Published May 19, 2026
| Version v1
Thesis
Probing Political Ideology in Large Language Models: How Latent Political Representations Generalize Across Task and Modality
Description
Large language models (LLMs) encode rich internal representations of political ideology, derived from the distributions of human internet data. Within the field of Computational Social Science, these models are increasingly utilized as "silicon samples" to simulate human populations, perform polling, and moderate content. However, it remains critically underexplored how these internal representations contribute to model decision-making, and how these latent semantic dimensions generalize across behavioral tasks and modalities. This thesis systematically investigates the causal role of learned ideological directions via inference-time interventions on attention head activations.
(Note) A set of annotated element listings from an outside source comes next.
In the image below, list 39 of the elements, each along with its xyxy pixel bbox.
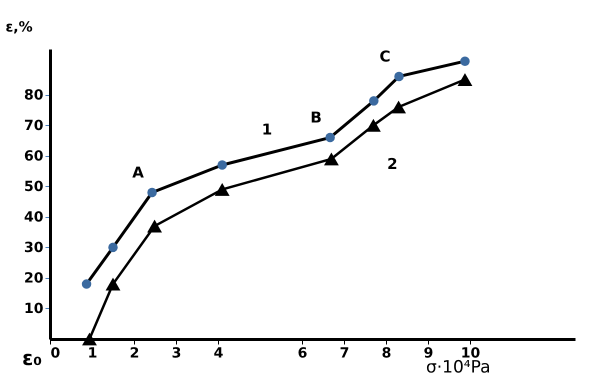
x-tick-label: 8 [382, 346, 392, 362]
y-tick-label: 10 [24, 300, 44, 317]
x-tick-label: 6 [298, 346, 308, 362]
y-tick-label: 30 [24, 240, 44, 256]
annotation: C [380, 47, 391, 66]
point [458, 73, 472, 86]
point [325, 132, 335, 142]
x-tick-label: 0 [50, 346, 60, 362]
y-tick-label: 70 [24, 118, 44, 134]
annotation: 1 [262, 120, 272, 139]
point [217, 160, 227, 170]
point [369, 96, 379, 106]
text: ε₀ [22, 346, 42, 370]
y-tick-label: 40 [24, 209, 44, 226]
point [214, 183, 230, 196]
point [394, 72, 404, 82]
y-tick-label: 60 [24, 148, 44, 164]
y-tick-label: 50 [24, 178, 44, 195]
x-tick-label: 1 [88, 346, 98, 362]
point [82, 279, 92, 289]
annotation: 2 [387, 155, 398, 174]
point [147, 220, 162, 232]
point [106, 278, 120, 290]
y-axis-title: ε,% [6, 20, 33, 36]
point [324, 152, 339, 166]
y-tick-label: 20 [24, 270, 44, 286]
point [391, 100, 406, 114]
x-tick-label: 7 [340, 346, 350, 362]
point [147, 188, 157, 198]
y-tick-label: 80 [24, 87, 44, 104]
point [108, 242, 118, 252]
point [460, 56, 470, 66]
annotation: A [132, 163, 144, 182]
x-tick-label: 3 [172, 346, 182, 362]
point [82, 332, 97, 346]
x-tick-label: 2 [130, 346, 140, 362]
point [366, 118, 381, 132]
annotation: B [310, 108, 322, 127]
x-tick-label: 4 [214, 346, 224, 362]
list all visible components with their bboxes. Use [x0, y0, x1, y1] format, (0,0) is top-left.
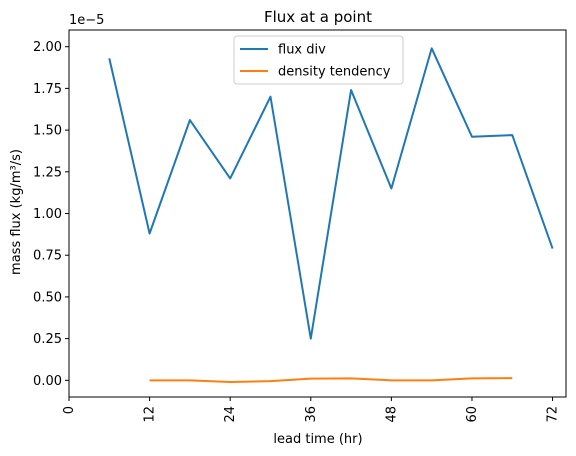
- x-tick-label: 36: [304, 406, 319, 423]
- y-tick-label: 1.75: [33, 82, 62, 97]
- x-tick-label: 48: [384, 406, 399, 423]
- y-tick-label: 1.25: [33, 165, 62, 180]
- legend-label-2: density tendency: [278, 65, 391, 80]
- legend-label-1: flux div: [278, 43, 326, 58]
- x-tick-label: 12: [143, 406, 158, 423]
- y-tick-label: 2.00: [33, 40, 62, 55]
- x-axis-label: lead time (hr): [273, 432, 362, 447]
- chart-title: Flux at a point: [264, 8, 372, 26]
- plot-area: 0 12 24 36 48 60 72 0.00 0.25 0.50 0.75 1.00 1.25 1.5…: [33, 29, 567, 423]
- y-tick-label: 1.50: [33, 124, 62, 139]
- series-line-2: [149, 377, 513, 383]
- series-line-1: [108, 47, 554, 340]
- y-tick-label: 1.00: [33, 207, 62, 222]
- y-tick-label: 0.75: [33, 249, 62, 264]
- x-tick-label: 0: [62, 406, 77, 414]
- y-tick-label: 0.50: [33, 290, 62, 305]
- x-tick-label: 24: [223, 406, 238, 423]
- y-tick-label: 0.25: [33, 332, 62, 347]
- x-tick-label: 72: [546, 406, 561, 423]
- y-offset-label: 1e−5: [69, 13, 104, 28]
- x-tick-label: 60: [465, 406, 480, 423]
- legend-box: [233, 35, 404, 85]
- y-tick-label: 0.00: [33, 374, 62, 389]
- y-axis-label: mass flux (kg/m³/s): [9, 149, 24, 275]
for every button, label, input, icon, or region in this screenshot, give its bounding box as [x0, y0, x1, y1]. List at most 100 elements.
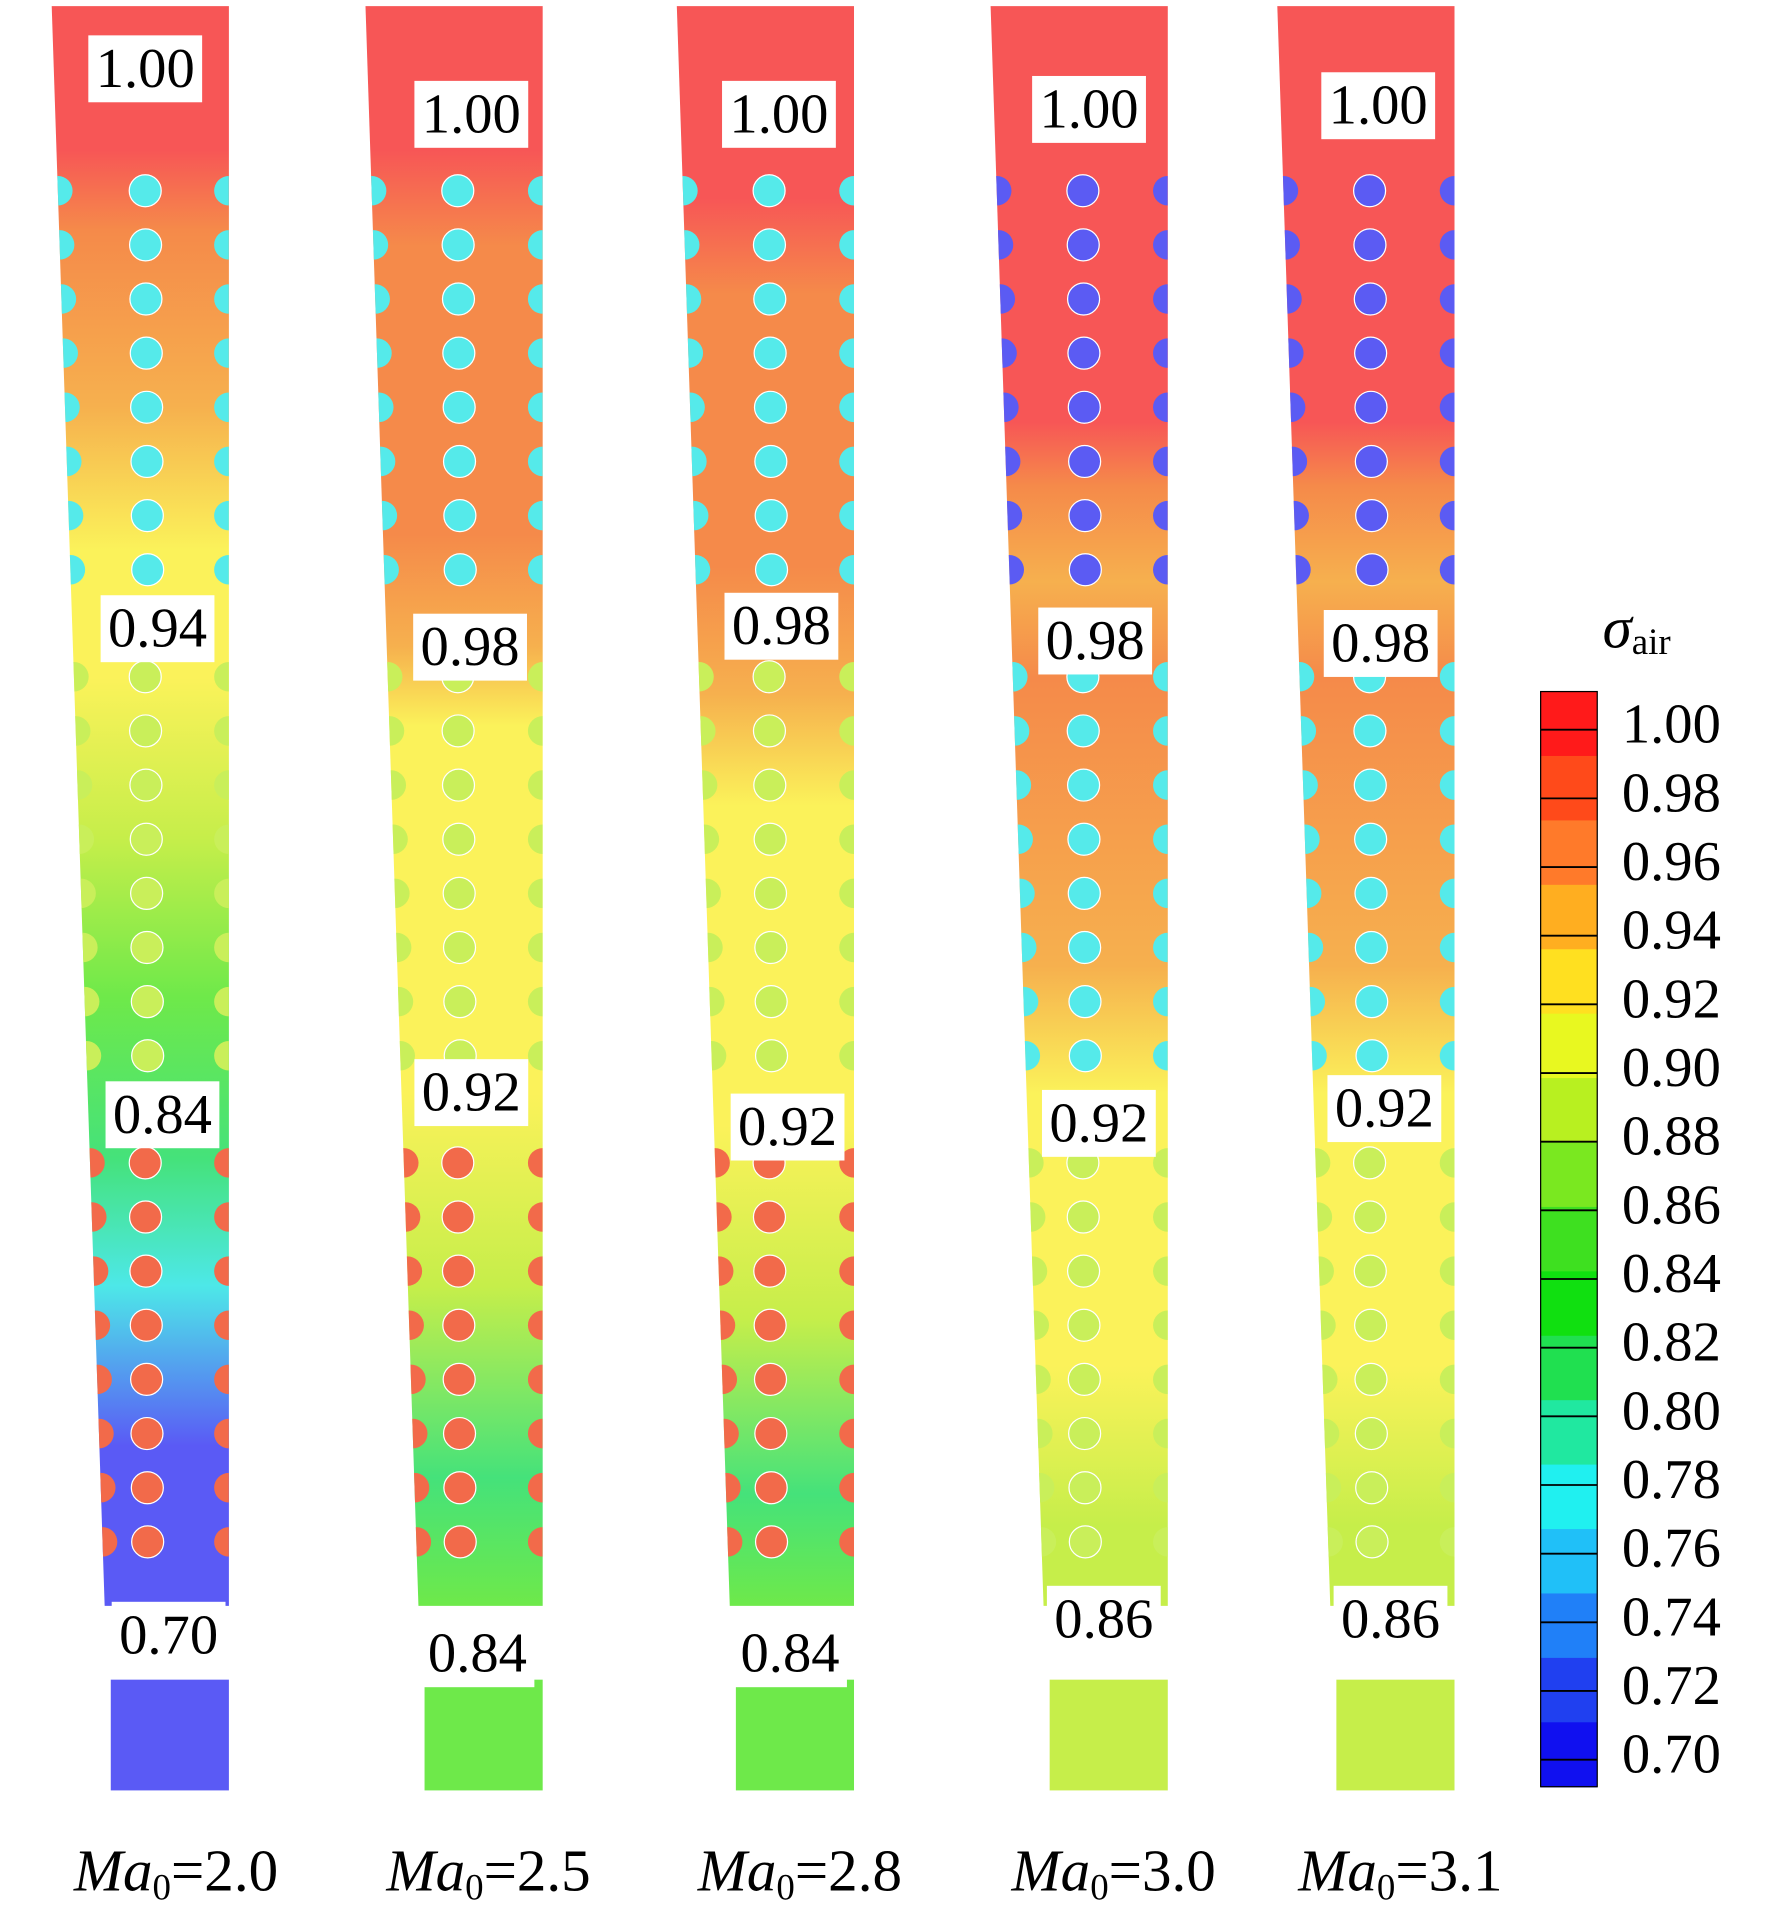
injector — [374, 716, 405, 746]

First, I identify a liberal-conservative discourse dimension via linear probing using DW-NOMINATE scores and demonstrate its causal effects across text tasks, including political bias detection, simulated voting preferences, and ideological text neutralization. My findings reveal robust generalization in perception-based tasks, allowing algorithmic manipulation of the model's confirmation bias. However, I document notable asymmetries in simulated voting behaviors, exposing how post-training alignment guardrails (RLHF) can alter ideological representation spaces. Second, I extend this investigation into the multimodal frontier, illustrating that modern Vision-Language Models (VLMs) map visual political signifiers natively onto corresponding liberal-conservative textual axes. I execute zero-shot image token probing on Qwen3-VL utilizing the DW-NOMINATE text direction. Finally, I demonstrate cross-modal algorithmic steering on the generic LLaMA textual backbone of Janus-Pro, causally altering the narrative, demographic, and aesthetic generation of images without any explicit visual prompt engineering. This work highlights the notable risks of using ideologically biased foundation models for politically sensitive sociological tasks and underscores the necessity of managing latent political dimensions in unified multimodal systems.